Por mucha gente que muera

Desengañada de amores

Tendrá cada primavera

Tantos pájaros y flores

Como tuvo la primera.

María Cortés Heredia “La Canastera”,

-Cuántas veces he estado en el relicario de tu cueva y he saboreado el sonido de las guitarras, el palmeo de tu cuadro gitano, y las canciones de tu zambra.

-Vaya que sí me acuerdo, esperabas que terminara un cuadro para que le pusieras la inyección a mi Enrique que siempre estaba liado con las anginas.

-Me voy a sentar un ratito en estas sillas de anea, las mismas que hay en tu cueva y deja que observe tu talle, tu rosa tan bien “plantá”  en tu cabeza y ese gesto gitano de tu mano remangándote el delantal.

Escucho el rumor del agua que se desliza por la cascada próxima y desde este banco con cojines hechos de bronce observo el talante majestuoso de nuestra emperatriz Eugenia de Montijo que con su corona de emperador de los franceses en la mano se la ofrece al pueblo granadino del que se siente orgullosa.

El perfume de los rosales, geranios, azucenas y demás plantas ornamentales que situadas en los parterres de toda la avenida comienzan a despertar y dejan  en el ambiente un aroma embriagador.

Salvador Sánchez Povedano, “Frascuelo”, desde lejos me hace un guiño para decirme :- oye, que estoy aquí haciendo el paseillo.

-Mira, Frascuelo, tu dirección no es correcta, la plaza de toros está a tus espaldas.

-Es que yo no voy a torear en esta plaza, voy a la mía, la del Triunfo.

-Lo siento, Frascuelo, esa ya ha desaparecido.

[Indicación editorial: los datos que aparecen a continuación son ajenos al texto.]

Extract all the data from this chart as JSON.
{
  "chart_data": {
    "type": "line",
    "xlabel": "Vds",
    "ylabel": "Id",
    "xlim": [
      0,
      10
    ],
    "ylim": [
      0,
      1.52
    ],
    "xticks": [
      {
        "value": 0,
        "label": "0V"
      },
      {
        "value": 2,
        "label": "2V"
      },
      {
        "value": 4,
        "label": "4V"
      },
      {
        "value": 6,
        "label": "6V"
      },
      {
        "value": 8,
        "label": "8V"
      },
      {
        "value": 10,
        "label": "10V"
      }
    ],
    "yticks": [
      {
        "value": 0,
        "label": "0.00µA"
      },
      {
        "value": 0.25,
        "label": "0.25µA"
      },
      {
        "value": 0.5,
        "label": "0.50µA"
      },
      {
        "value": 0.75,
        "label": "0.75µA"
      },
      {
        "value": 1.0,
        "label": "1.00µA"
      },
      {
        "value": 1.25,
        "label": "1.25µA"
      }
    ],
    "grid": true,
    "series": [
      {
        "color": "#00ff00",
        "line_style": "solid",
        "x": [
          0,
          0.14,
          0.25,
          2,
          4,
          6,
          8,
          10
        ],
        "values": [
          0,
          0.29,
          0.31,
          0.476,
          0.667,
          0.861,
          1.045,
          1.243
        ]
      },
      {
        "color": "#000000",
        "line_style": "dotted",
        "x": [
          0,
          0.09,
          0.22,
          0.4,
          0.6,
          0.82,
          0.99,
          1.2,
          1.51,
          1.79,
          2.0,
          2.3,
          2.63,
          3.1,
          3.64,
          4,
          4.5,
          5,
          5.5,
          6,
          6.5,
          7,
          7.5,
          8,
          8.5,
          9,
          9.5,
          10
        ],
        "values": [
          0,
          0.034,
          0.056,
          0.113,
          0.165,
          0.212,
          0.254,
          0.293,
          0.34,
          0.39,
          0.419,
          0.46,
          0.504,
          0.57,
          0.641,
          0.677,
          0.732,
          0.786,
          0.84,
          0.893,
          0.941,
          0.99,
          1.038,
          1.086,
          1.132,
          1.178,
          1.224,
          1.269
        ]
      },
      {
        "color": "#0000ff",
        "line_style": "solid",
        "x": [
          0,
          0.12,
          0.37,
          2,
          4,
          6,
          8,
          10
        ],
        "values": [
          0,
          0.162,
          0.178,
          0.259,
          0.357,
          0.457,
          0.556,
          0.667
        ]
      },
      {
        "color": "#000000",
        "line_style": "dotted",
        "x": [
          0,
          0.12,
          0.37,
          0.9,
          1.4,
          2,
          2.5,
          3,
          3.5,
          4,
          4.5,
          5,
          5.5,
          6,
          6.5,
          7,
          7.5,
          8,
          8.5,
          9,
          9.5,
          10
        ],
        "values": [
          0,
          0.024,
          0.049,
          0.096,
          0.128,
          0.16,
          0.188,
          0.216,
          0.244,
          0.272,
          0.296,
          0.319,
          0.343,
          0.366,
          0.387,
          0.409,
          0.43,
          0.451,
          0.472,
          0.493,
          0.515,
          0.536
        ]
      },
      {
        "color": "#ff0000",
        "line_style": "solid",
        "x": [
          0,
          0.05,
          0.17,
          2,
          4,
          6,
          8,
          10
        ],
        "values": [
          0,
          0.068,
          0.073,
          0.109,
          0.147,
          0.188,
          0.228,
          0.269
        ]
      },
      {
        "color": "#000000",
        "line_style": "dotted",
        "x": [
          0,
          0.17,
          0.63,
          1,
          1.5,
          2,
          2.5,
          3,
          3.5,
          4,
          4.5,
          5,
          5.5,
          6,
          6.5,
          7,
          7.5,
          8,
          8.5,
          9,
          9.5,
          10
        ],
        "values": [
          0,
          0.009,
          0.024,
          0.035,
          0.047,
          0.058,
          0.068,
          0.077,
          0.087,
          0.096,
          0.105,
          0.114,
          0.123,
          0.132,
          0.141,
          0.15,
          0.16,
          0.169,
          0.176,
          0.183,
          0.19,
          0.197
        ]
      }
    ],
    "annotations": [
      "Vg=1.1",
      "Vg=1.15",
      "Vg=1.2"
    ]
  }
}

Con su talante de torero juncal, intenta dar media vuelta pero el bronce se lo impide y haciéndome otra mueca me da a entender que quiere permanecer en esta postura contemplando el Albayzín con sus casitas encaladas, las torres de las iglesias de S. Miguel y San Cristóbal, ver diariamente ondear la bandera nacional, y las cumbres nevadas de nuestra sierra.

Son las nueve de la mañana, el bullicio de la gente se deja notar, el claxon de los coches y el rugir de las motos me hacen ir saliendo del letargo que durante unas horas ha alimentado mi espíritu y con paso sigiloso me dirijo a mi casa.

                                                            José Medina Villalba.